Genoa CFC v Bologna FC - Serie A Photo by Valerio Pennicino/Getty Images

Before Gianluigi Donnarumma was the young Italian goalkeeper who had thousands upon thousands of people thinking happy thoughts, there was Mattia Perin. With his rock star-like hair and obvious ability to play the goalkeeper position at a high level — albeit a relatively raw skill set at the time — Perin was the latest in an already-long list of youngsters dubbed as the successor to Gigi Buffon’s legendary throne.

Maybe it was at some point during Perin’s loan spell at Pescara or his return to Genoa the next season that you pulled the trigger and brought him to Juventus in FIFA or Football Manager. He was the hot name with loads of potential and plenty of talent to grow in to.

The virtual acquisitions may soon become a real-life signing.

Juventus’ interest in the 25-year-old Perin is very much a thing of reality. Over the past week since Juve’s season finale, Genoa have made it very apparent that Perin could leave the club this summer. He could sign with Napoli, who have a brand new manager and an obvious need for a starting goalkeeper with Pepe Reina heading to Milan on a free transfer this summer. Or, he could sign with Juventus, filling a roster spot that is vacant with Buffon’s grand departure last weekend.

But why?

Why, with all the goalkeepers that Juventus could sign for relatively cheap prices that will be more than adequate backups, is Perin the choice?

And why, with Wojciech Szczesny already being anointed next season’s starter in goal by just about everybody from Max Allegri to Andrea Agnelli, would Juve go after Perin for what is almost certainly going to be an eight-figure transfer fee?

Besides the obvious statement of “Perin is good,” there might be a method to Beppe Marotta’s madness.

Think about when Marotta first took over as the main man who constructed Juventus’ roster. Who was one of the first players he signed? Marco Storari. There was obviously a reason to sign him with Buffon getting hurt at the World Cup just weeks prior, but Storari was coming off arguably the best season of his long career to date.

Two years ago, as Storari moved to Cagliari to try and help the club get back into Serie A, Marotta brought in Neto on a free transfer from Fiorentina.

And then, last summer, as Neto headed to Valencia to seek more playing time, Wojciech Szczesny arrived with the assumed caveat that he would be the starter once Buffon stepped aside.

What do all three of these guys have in common?

They might have been the No. 2 goalkeeper on Juventus’ depth chart, but they were still considered amongst the best goalkeepers in Serie A at the time.

I think we can say the same about Perin, who has bounced back from two serious knee injuries over the last two years to start to resemble the promising youngster many thought he was.

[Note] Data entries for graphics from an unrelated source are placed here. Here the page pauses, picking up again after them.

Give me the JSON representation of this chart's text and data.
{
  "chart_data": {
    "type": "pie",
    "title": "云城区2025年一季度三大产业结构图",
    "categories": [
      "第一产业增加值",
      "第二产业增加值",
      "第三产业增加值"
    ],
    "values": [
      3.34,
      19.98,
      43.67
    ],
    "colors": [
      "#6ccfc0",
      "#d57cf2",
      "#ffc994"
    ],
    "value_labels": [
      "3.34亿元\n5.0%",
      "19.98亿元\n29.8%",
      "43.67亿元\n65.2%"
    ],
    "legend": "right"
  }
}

It’s nothing against Carlo Pinsoglio. He seems like a very nice fellow and the jovial kind of guy that every team needs to create a healthy locker room dynamic on a day-to-day basis. But when you take into account that somebody with all of one Serie A appearance to their name suddenly one Szczesny injury away from being Juve’s starter in goal, I get it.

Perin hasn’t scoffed at the fact that his potential playing time will take a dip when the inevitable seems to happen and he signs with Juventus in the not-so-distant future. He has welcomed the given competition that comes with being on the same team as Szczesny, seems perfectly fine with the fact that playing time won’t be a given.

And if that continues to be the case, then it’s all good. Because, for that rumored €15 million pricetag that has reportedly been agreed upon, getting somebody of Perin’s quality is a deal that makes sense for both present and future.

If Marotta wants a strong competition between two very good players in goal, then that’s most certainly his prerogative. As interesting as it will be to see how the whole situation plays out three, four or five months into the 2018-19 season, it’s nice to know that Juventus, even without Buffon, will still stake claim to the fact that they have two of the best goalkeepers Serie A has to offer.

Plus, that hair. That beautiful, beautiful hair.